6 thoughts on “Fusion – endless energy source or theoretical concept only?

  1. Great post! I was introduced to jazz by those jazz fusion bands back in the seventies, founded by some of Miles’s alumni. Attracting new audiences, success was fatal for a genre that tried to join two very distinctive and peculiar music categories. I became then a jazz listener almost in a purist way of thinking – I wasn’t enjoying the ways that fusion was going.
    I heard Rusconi (quite interesting!). Mehliana and Dave Holland’s Prism – are they simply introducing jazz fusion elements or are they trying to find younger and fresher audiences to a musical genre that could be watching the ageing of both its musicians and listeners?

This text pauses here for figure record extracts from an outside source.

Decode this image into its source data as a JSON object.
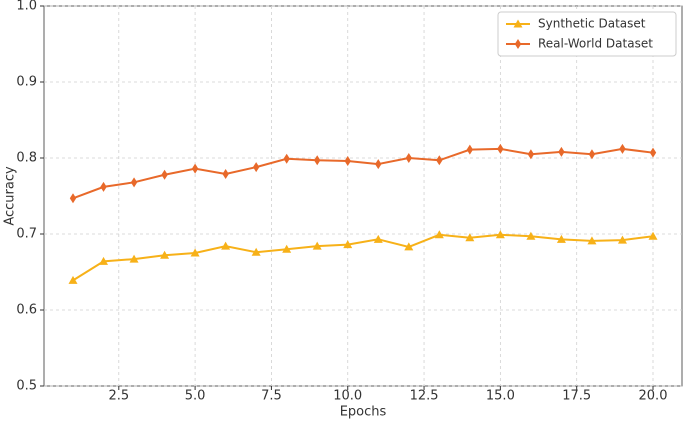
{
  "chart_data": {
    "type": "line",
    "xlabel": "Epochs",
    "ylabel": "Accuracy",
    "x": [
      1,
      2,
      3,
      4,
      5,
      6,
      7,
      8,
      9,
      10,
      11,
      12,
      13,
      14,
      15,
      16,
      17,
      18,
      19,
      20
    ],
    "series": [
      {
        "name": "Synthetic Dataset",
        "color": "#f7b118",
        "marker": "triangle",
        "values": [
          0.639,
          0.664,
          0.667,
          0.672,
          0.675,
          0.684,
          0.676,
          0.68,
          0.684,
          0.686,
          0.693,
          0.683,
          0.699,
          0.695,
          0.699,
          0.697,
          0.693,
          0.691,
          0.692,
          0.697
        ]
      },
      {
        "name": "Real-World Dataset",
        "color": "#e8692a",
        "marker": "diamond",
        "values": [
          0.747,
          0.762,
          0.768,
          0.778,
          0.786,
          0.779,
          0.788,
          0.799,
          0.797,
          0.796,
          0.792,
          0.8,
          0.797,
          0.811,
          0.812,
          0.805,
          0.808,
          0.805,
          0.812,
          0.807
        ]
      }
    ],
    "xlim": [
      0.05,
      20.95
    ],
    "xticks": [
      2.5,
      {
        "value": 5,
        "label": "5.0"
      },
      7.5,
      {
        "value": 10,
        "label": "10.0"
      },
      12.5,
      {
        "value": 15,
        "label": "15.0"
      },
      17.5,
      {
        "value": 20,
        "label": "20.0"
      }
    ],
    "ylim": [
      0.5,
      1
    ],
    "yticks": [
      0.5,
      0.6,
      0.7,
      0.8,
      0.9,
      {
        "value": 1,
        "label": "1.0"
      }
    ],
    "grid": true,
    "legend": "upper right"
  }
}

And of course there are always money issues involved – Mehliana and Prism can attract larger audiences and of course less scrupulous musicians. Same old story again?

    1. Thanks for your comment! Glad you liked my post.

      I fully agree, for me Fusion Jazz is certainly not my favourite Jazz genre.

      When it comes to Rusconi, they have gone down this path of melting Jazz and Rock from the beginning. In their “Sonic Life” record, they used Sonic Youth’s music as basis for their own sound.
      In my view, they manage to create something interesting, which is quite far from straight-ahead Jazz however.

      Brad Mehldau obviously can do whatever he wants with his track record. I saw him with his trio, as a piano duo with Kevin Hays and as Mehliana. The guy is really great and masters very different things.
      I do not believe he did Mehliana for the sake of money. In his case, I really think he just likes to do different things.

      1. I do like Mehliana – Taming the Dragon. Eclectic and prolific Mehldau is also genuine, creative and intriguing, supported by a solid classical formation. Clearly one of my favourites when it comes to improvisation.

    1. Thanks for your comment!

      Honestly, I do not know Fela Kuti. But from a quick check of the usual sources, it seems indeed that him and Miles could have been a great fusion project.
      Apparently Miles Davis thought highly of Fela.